Red River. Howard Hawks’s rattling good western about the first cattle drive over the Chisholm Trail, with John Wayne and Montgomery Clift (TIME, Oct. 11).
The Luck of the Irish. A pleasant little comedy that rises above its title, with Cecil Kellaway, Anne Baxter, Tyrone Power (TIME, Oct. 4).
Rachel and the Stranger. Engaging comedy-drama about the frontier of the early 1800s, with Robert Mitchum, Loretta Young, William Holden (TIME, Sept. 27).
Sorry, Wrong Number. Inflated but fairly exciting thriller, with Barbara Stanwyck and Burt Lancaster (TIME, Sept. 20).

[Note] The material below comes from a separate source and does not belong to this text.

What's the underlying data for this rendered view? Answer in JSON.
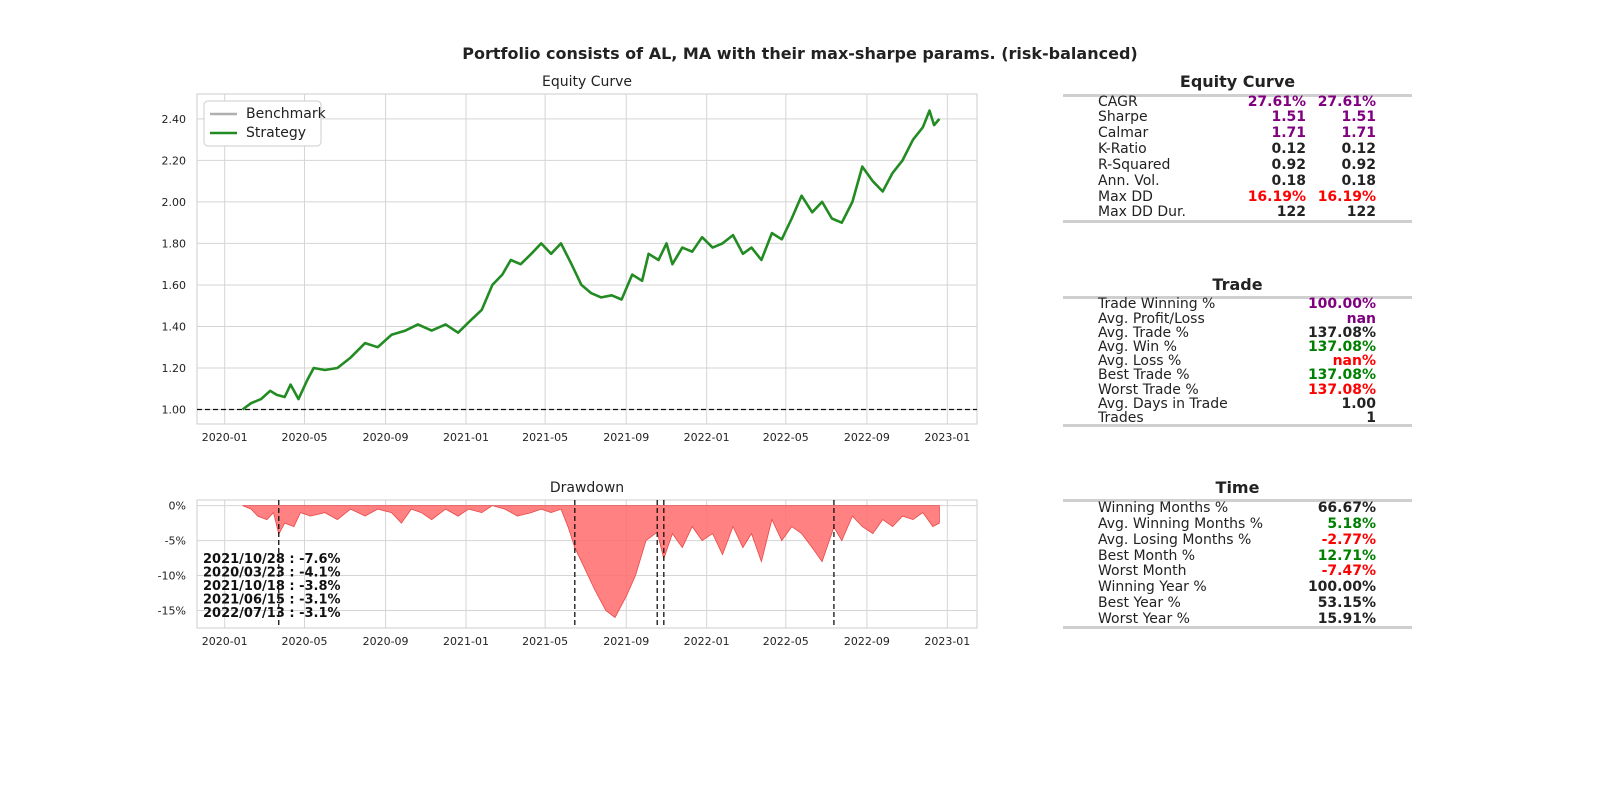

Rope. Alfred Hitchcock’s blood-freezer about two bright young men who murder for fun, with John Ball, Farley Granger and James Stewart (TIME, Sept. 13).
The Loves of Carmen. It isn’t art and it isn’t Bizet, but it is Rita Hayworth in Technicolor (TIME, Sept. 6).
Street with No Name. A skillful, conventional semi-documentary about G-men and young criminals, with Richard Widmark and Mark Stevens (TIME, Aug. 9).
Key Largo. A veteran recovers his self-respect fighting gangsters. Humphrey Bogart, Edward G. Robinson, Lionel Barrymore, Claire Trevor et al. do fine work in John Huston’s adaptation of a Maxwell Anderson play (TIME, Aug. 2).